For this sample code, the ID, scan timestamp, and overall status is presented in the dashboard.

Similar to the report/account API, GET /va/api/v3/report/account/status returns useful cumulative assessment results for the images owned by the account for each image. You pull the results into the sample dashboard app. The results include numbers of the following issues:

  • Issues found
  • Exempt issues found
  • Vulnerabilities
  • Exempt vulnerabilities
  • Configuration issues
  • Exempt configuration issues

The Vulnerability Advisor APIs provide more detailed information for container images that can give a deeper understanding of an image and its use. This data is used to drill down into an image that the user of the app selects from the dashboard.

GET /va/api/v3/exemptions/image/{resource} returns a list of all the exemptions in effect for an image. Exemptions are vulnerabilities that can be identified when found in a scan by the Vulnerability Advisor. They do not affect the assessment status, because they are not applicable or critical as a hypothetical example.

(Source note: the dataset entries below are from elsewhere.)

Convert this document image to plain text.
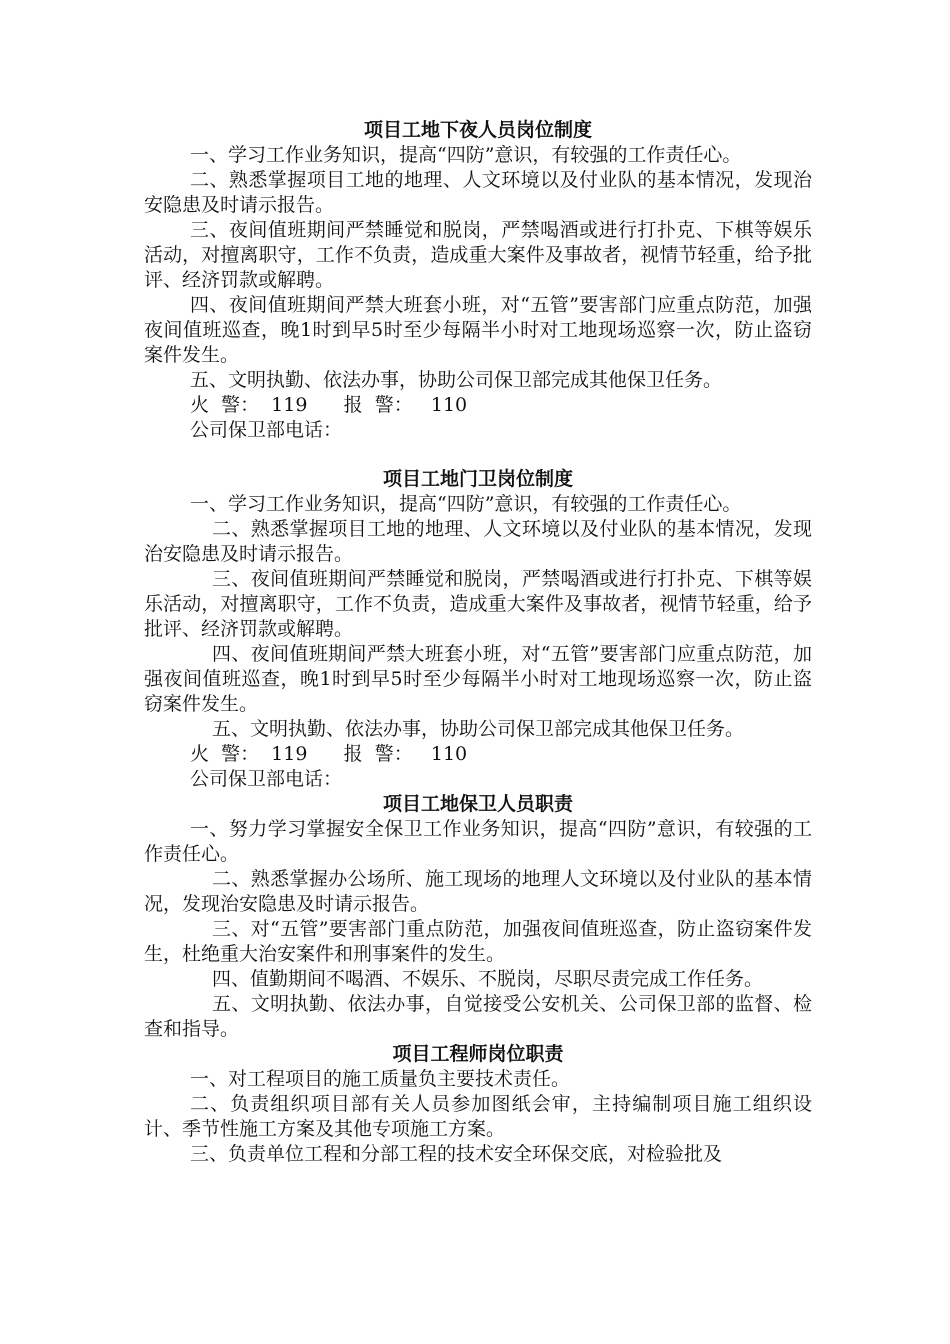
项目工地下夜人员岗位制度

一、学习工作业务知识，提高“四防”意识，有较强的工作责任心。

二、熟悉掌握项目工地的地理、人文环境以及付业队的基本情况，发现治安隐患及时请示报告。

三、夜间值班期间严禁睡觉和脱岗，严禁喝酒或进行打扑克、下棋等娱乐活动，对擅离职守，工作不负责，造成重大案件及事故者，视情节轻重，给予批评、经济罚款或解聘。

四、夜间值班期间严禁大班套小班，对“五管”要害部门应重点防范，加强夜间值班巡查，晚1时到早5时至少每隔半小时对工地现场巡察一次，防止盗窃案件发生。

五、文明执勤、依法办事，协助公司保卫部完成其他保卫任务。

火  警：  119      报  警：   110

公司保卫部电话：

项目工地门卫岗位制度

一、学习工作业务知识，提高“四防”意识，有较强的工作责任心。

二、熟悉掌握项目工地的地理、人文环境以及付业队的基本情况，发现治安隐患及时请示报告。

三、夜间值班期间严禁睡觉和脱岗，严禁喝酒或进行打扑克、下棋等娱乐活动，对擅离职守，工作不负责，造成重大案件及事故者，视情节轻重，给予批评、经济罚款或解聘。

四、夜间值班期间严禁大班套小班，对“五管”要害部门应重点防范，加强夜间值班巡查，晚1时到早5时至少每隔半小时对工地现场巡察一次，防止盗窃案件发生。

五、文明执勤、依法办事，协助公司保卫部完成其他保卫任务。

火  警：  119      报  警：   110

公司保卫部电话：

项目工地保卫人员职责

一、努力学习掌握安全保卫工作业务知识，提高“四防”意识，有较强的工作责任心。

二、熟悉掌握办公场所、施工现场的地理人文环境以及付业队的基本情况，发现治安隐患及时请示报告。

三、对“五管”要害部门重点防范，加强夜间值班巡查，防止盗窃案件发生，杜绝重大治安案件和刑事案件的发生。

四、值勤期间不喝酒、不娱乐、不脱岗，尽职尽责完成工作任务。

五、文明执勤、依法办事，自觉接受公安机关、公司保卫部的监督、检查和指导。

项目工程师岗位职责

一、对工程项目的施工质量负主要技术责任。

二、负责组织项目部有关人员参加图纸会审，主持编制项目施工组织设计、季节性施工方案及其他专项施工方案。

三、负责单位工程和分部工程的技术安全环保交底，对检验批及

There are two ways to create exemptions: exemptions that apply to a specific image (which are returned by this API) and exemptions that apply to all images in an account (see the next API call).

The GET /va/api/v3/exempt/image API returns a list of all exemptions defined at the account level for all images owned by the account. The returned data includes:

  • Account ID
  • Issue ID
  • Issue type

GET /va/api/v3/report/image/{name} returns the vulnerability assessment for the image specified. The data that is returned is similar to the account assessment previously described, but for a specific image, so only one assessment is returned. GET /va/api/v3/report/image/{name} and GET /va/api/v3/report/account share the same assessment data.

GET /va/api/v3/report/image/status/{name} is similar to the aggregate vulnerability status returned for an account, except the scope for this API is for the image that is specified in the API call. The returned data is similar to the assessment data captured from GET /va/api/v3/report/account/status. Again, only a single row of aggregate data is returned.

GET /va/api/v3/report/image/{name}/containers returns the list of images that are running as instantiated containers owned and created by the account. The data returned for this call consists of data to help identify the pods and runtime locations of the container images:

  • Ancestor name
  • Ancestor type
  • Cluster
  • ID
  • Name
  • Pod

The APIs from IBM Cloud that are used in this code pattern are protected by IBM’s authentication services that require the account ID and the authorization token as input parameters. The sample code shows using a sample account ID and retrieving the bearer token that uses ibmcloud iam oauth-tokens. Implement more robust solutions for production environments.


The dashboard sample app assumes that some containers were submitted to the container registry and that the Vulnerability Advisor assessments have been completed.

  1. The dashboard consists of two parts. The first part is the main dashboard that makes two API calls to the Vulnerability Advisor APIs: /va/api/v3/report/account and /va/api/v3/report/account/status.

  2. These APIs return an aggregate of container status and vulnerabilities for all containers owned by the account. The dashboard iterates through each image returned in the list and display the corresponding information. Each image is built as a link to the container details page.

  3. If the users of the app select an image link from the dashboard they are sent to a page for details about the selected container using the following API calls:

    • /va/api/v3/exemptions/image/{resource}
    • /va/api/v3/exempt/image
    • /va/api/v3/report/image/{name}
    • /va/api/v3/report/image/status/{name}
    • /va/api/v3/report/image/{name}/containers

Vulnerability Advisor Assessment Dashboard app for containers


Ready to try this code pattern? Get the detailed instructions in the README file.

  1. Clone the repo.
  2. Retrieve the oauth token and log in.
  3. Complete additional configuration steps.
  4. Run the app, and go to the top directory to run node app.js.